Medical Lake's 2013 report shows water meets all drinking standards
The city of Medical Lake released their water quality report for the year 2013. According to the report, published on the city’s website, the drinking water met and exceeded all federal and state requirements for safe drinking.
The source of the city’s water is from an underground aquifer that gets water from four wells. Three wells — located northwest of the city — are shared by Medical Lake and the Department of Social and Health Service hospitals.
The fourth well is at the Craig Road and State Route 902 intersection. The city also has an intertie with the Four Lakes Water District No. 10 and wholesales water to Spokane Water District 10 from an intertie at SR 902 and Welcome Road.
Water from the wells is treated with chlorine to eliminate microbial contamination.
To ensure that tap water is safe to drink, the Environmental Protection Agency (EPA) sets the amount of certain contaminants that can be present in water provided by public water systems while The Food and Drug Administration (FDA) sets the limits for contaminants in bottled water.
Medical Lake regulates residential and commercial irrigation and uses Class A reclaimed water from its wastewater treatment facility, and has an inclining water rate schedule all designed to help with water conservation.
City Administrator Doug Ross said the city uses chlorine to test the water in different locations in the city. Although he has heard of residents claiming they can smell the chlorine, Ross said it is necessary to keep the city’s water safe.
“If there’s not enough chlorine in the water, then there is bacteria that’s eating it,” Ross said.
The city collected 72 samples and DSHS collected 36 samples with no more than 5 percent of the monthly samples can be positive for total coliforms.

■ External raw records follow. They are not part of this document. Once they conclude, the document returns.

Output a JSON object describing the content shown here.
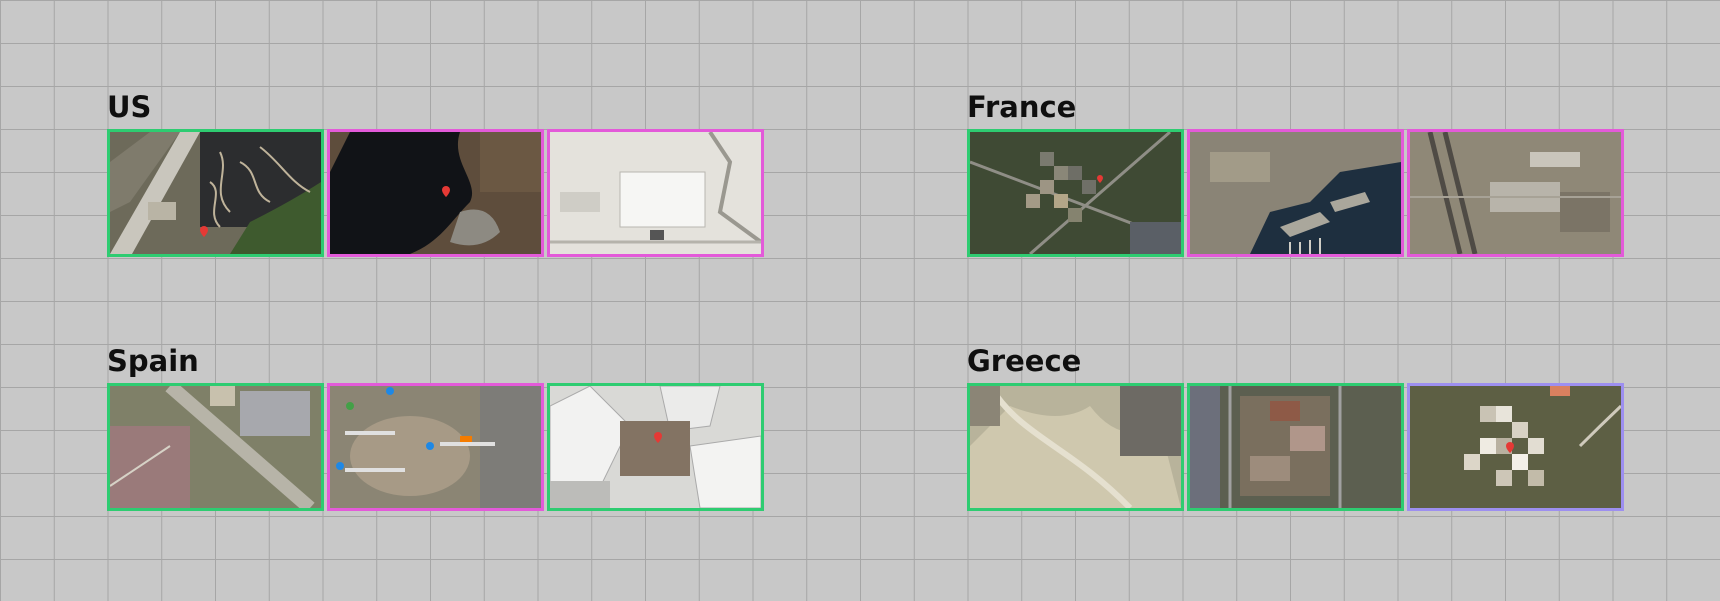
{
  "groups": [
    {
      "label": "US",
      "tiles": [
        {
          "scene": "coal-ash-pond",
          "border": "green"
        },
        {
          "scene": "dark-reservoir",
          "border": "magenta"
        },
        {
          "scene": "industrial-warehouse",
          "border": "magenta"
        }
      ]
    },
    {
      "label": "France",
      "tiles": [
        {
          "scene": "pixelated-field",
          "border": "green"
        },
        {
          "scene": "harbor-marina",
          "border": "magenta"
        },
        {
          "scene": "airfield-base",
          "border": "magenta"
        }
      ]
    },
    {
      "label": "Spain",
      "tiles": [
        {
          "scene": "suburban-airport",
          "border": "green"
        },
        {
          "scene": "blurred-map-site",
          "border": "magenta"
        },
        {
          "scene": "greenhouse-complex",
          "border": "green"
        }
      ]
    },
    {
      "label": "Greece",
      "tiles": [
        {
          "scene": "pale-hillside",
          "border": "green"
        },
        {
          "scene": "pixelated-compound",
          "border": "green"
        },
        {
          "scene": "pixelated-forest-site",
          "border": "lavender"
        }
      ]
    }
  ],
  "border_colors": {
    "green": "#2ecc71",
    "magenta": "#e35ad9",
    "lavender": "#9d8ff0"
  },
  "icons": {
    "location_pin": "map-pin-icon"
  }
}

The city started a Water Use Efficiency Program in November 2009 with two goals to accomplish over five years: reduce the amount of water produced and purchased by 1 percent annually and reduce average annual consumption by 4 percent.
According to the report, the city purchased and produced over 258.6 million gallons of water and consumed over 234 million gallons. Ross said weather is a factor in the city’s water rates. Ross said that during the summer, the amount of water used increases.
There was also 23.9 million gallons — or 9.25 percent — of the water used that was unaccounted.
Ross said there are several causes for the unaccounted water such as a leak in a water main or the Fire Department opening a hydrant for practice. He added the city has done a better job of documenting water loss.
“We try to hunt down some of the causes of these leaks,” Ross said. “As we get better at finding some of these causes, that 9.25 percent will go down.”